Python 如何修复unicodeencodeerror'ascii'编解码器无法编码字符
我用python编写了以下代码:Python 如何修复unicodeencodeerror'ascii'编解码器无法编码字符,python,url,unicode,Python,Url,Unicode,我用python编写了以下代码: import urllib from BeautifulSoup import BeautifulSoup from yattag import Doc, indent urls = [] sock1 = urllib.urlopen("http://www.tubtun.com/videos/") htmlSource1 = sock1.read() sock1.close() soup1 = BeautifulSoup(htmlSource1) f = o
import urllib
from BeautifulSoup import BeautifulSoup
from yattag import Doc, indent
urls = []
sock1 = urllib.urlopen("http://www.tubtun.com/videos/")
htmlSource1 = sock1.read()
sock1.close()
soup1 = BeautifulSoup(htmlSource1)
f = open ('sitemap.xml','w');
for i in soup1.findAll('a'):
if (i.get('href')):
if (i["href"].find("http://www.tubtun.com/video/") == 0):
if(i["href"][0:1]=="u'"):
i["href"]=i["href"][2:]
sock = urllib.urlopen(i["href"])
htmlSource = sock.read()
sock.close()
soup = BeautifulSoup(htmlSource)
thumbnailUrl = soup.find('meta',{'itemprop':"thumbnailUrl"})
name = soup.find('meta',{'itemprop':"name"})
description = soup.find('meta',{'itemprop':"description"})
duration = soup.find('meta',{'itemprop':"duration"})
contentURL = soup.find('meta',{'itemprop':"contentURL"})
embedURL = soup.find('meta',{'itemprop':"embedURL"})
uploadDate = soup.find('meta',{'itemprop':"uploadDate"})
vif = soup.find('meta',{'property':"og:video"})
doc, tag, text = Doc().tagtext()
with tag('url'):
with tag('loc'):
text(i["href"])
with tag('video:video'):
with tag('video:title'):
text(name["content"])
with tag('video:description'):
text(description["content"])
with tag('video:thumbnail_loc'):
text(thumbnailUrl["content"])
with tag('video:player_loc'):
text(vif["content"])
with tag('video:publication_date'):
text(uploadDate["content"][0:10])
result = indent(
doc.getvalue(),
indentation = ' '*4,
newline = '\r\n'
)
f.write(result)
f.close()
该脚本将为tubtun.com网站生成站点地图视频
运行脚本时,我遇到以下错误:
unicodeencodeerror“ascii”编解码器无法对字符进行编码
有解决方案吗?尝试f.writeresult.编码“UTF-8”。

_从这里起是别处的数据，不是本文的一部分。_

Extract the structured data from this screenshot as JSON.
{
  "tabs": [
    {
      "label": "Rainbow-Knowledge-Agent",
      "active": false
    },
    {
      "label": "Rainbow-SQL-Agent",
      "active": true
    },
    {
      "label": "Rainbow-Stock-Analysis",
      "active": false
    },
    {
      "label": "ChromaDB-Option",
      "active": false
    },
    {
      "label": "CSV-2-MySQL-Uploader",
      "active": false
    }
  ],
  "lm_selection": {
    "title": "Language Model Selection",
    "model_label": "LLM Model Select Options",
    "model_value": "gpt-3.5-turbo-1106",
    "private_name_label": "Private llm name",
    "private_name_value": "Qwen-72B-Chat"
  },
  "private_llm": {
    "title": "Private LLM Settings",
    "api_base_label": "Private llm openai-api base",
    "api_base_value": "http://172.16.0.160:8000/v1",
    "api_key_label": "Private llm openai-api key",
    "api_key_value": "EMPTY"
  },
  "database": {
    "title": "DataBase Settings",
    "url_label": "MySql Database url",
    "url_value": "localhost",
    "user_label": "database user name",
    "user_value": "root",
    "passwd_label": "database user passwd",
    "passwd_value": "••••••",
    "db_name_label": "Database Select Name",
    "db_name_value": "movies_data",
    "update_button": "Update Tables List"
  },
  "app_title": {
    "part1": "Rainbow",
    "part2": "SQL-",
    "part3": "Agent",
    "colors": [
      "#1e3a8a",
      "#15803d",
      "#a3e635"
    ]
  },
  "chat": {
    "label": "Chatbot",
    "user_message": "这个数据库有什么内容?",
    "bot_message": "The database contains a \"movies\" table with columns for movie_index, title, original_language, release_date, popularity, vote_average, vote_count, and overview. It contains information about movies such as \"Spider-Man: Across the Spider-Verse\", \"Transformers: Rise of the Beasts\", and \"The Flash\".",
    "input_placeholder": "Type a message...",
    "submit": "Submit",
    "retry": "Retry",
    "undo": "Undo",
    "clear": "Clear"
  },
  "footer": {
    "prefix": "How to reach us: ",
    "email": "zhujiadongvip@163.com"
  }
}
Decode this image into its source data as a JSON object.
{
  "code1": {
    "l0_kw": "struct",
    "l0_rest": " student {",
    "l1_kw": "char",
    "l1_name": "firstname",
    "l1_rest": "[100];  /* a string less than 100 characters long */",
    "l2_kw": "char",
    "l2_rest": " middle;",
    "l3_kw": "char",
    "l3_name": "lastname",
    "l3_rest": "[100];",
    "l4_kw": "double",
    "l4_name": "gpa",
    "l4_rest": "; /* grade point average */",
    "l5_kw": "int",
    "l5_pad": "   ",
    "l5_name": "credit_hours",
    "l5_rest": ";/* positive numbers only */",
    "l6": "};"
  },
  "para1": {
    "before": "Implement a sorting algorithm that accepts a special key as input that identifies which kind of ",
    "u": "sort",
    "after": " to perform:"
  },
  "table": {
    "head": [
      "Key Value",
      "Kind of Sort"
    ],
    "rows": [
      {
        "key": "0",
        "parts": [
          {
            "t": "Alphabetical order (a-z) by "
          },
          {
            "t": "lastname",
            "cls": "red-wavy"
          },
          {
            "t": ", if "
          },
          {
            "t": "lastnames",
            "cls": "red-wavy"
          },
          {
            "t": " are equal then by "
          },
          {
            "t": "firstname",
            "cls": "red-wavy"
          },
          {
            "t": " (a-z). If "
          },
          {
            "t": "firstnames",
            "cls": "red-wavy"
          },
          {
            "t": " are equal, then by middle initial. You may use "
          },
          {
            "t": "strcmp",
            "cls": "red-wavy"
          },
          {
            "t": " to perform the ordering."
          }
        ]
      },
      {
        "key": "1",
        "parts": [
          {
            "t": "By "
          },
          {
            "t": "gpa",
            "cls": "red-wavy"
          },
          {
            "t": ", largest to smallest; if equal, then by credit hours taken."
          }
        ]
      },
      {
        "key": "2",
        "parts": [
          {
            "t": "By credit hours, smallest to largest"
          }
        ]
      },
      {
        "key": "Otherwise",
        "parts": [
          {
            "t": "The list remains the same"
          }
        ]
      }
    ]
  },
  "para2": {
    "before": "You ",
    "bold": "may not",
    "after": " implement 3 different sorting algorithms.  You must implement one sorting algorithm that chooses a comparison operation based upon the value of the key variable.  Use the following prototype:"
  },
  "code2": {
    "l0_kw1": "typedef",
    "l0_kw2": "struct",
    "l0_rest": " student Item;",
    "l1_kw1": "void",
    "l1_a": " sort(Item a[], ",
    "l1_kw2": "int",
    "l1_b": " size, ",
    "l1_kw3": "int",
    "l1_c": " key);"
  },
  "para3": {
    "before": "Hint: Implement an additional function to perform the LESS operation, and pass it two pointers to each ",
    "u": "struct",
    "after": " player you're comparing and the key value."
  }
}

相同的错误:UnicodeError:URL u'\u304b\u308f\u3044\u3044'包含非ASCII字符整个错误消息是什么?错误发生在哪一行?脚本最初运行正常,但在生成150个站点地图视频后,它显示此错误:URL u'tubtun.com/video/Beauty_of_wild_Animages_4kUltra-HD_--Sony_FDR-AX1_\u304b\u308f\u3044\u3044'包含非ASCII字符当我打开视频链接的url时,我得到的视频不再存在!!!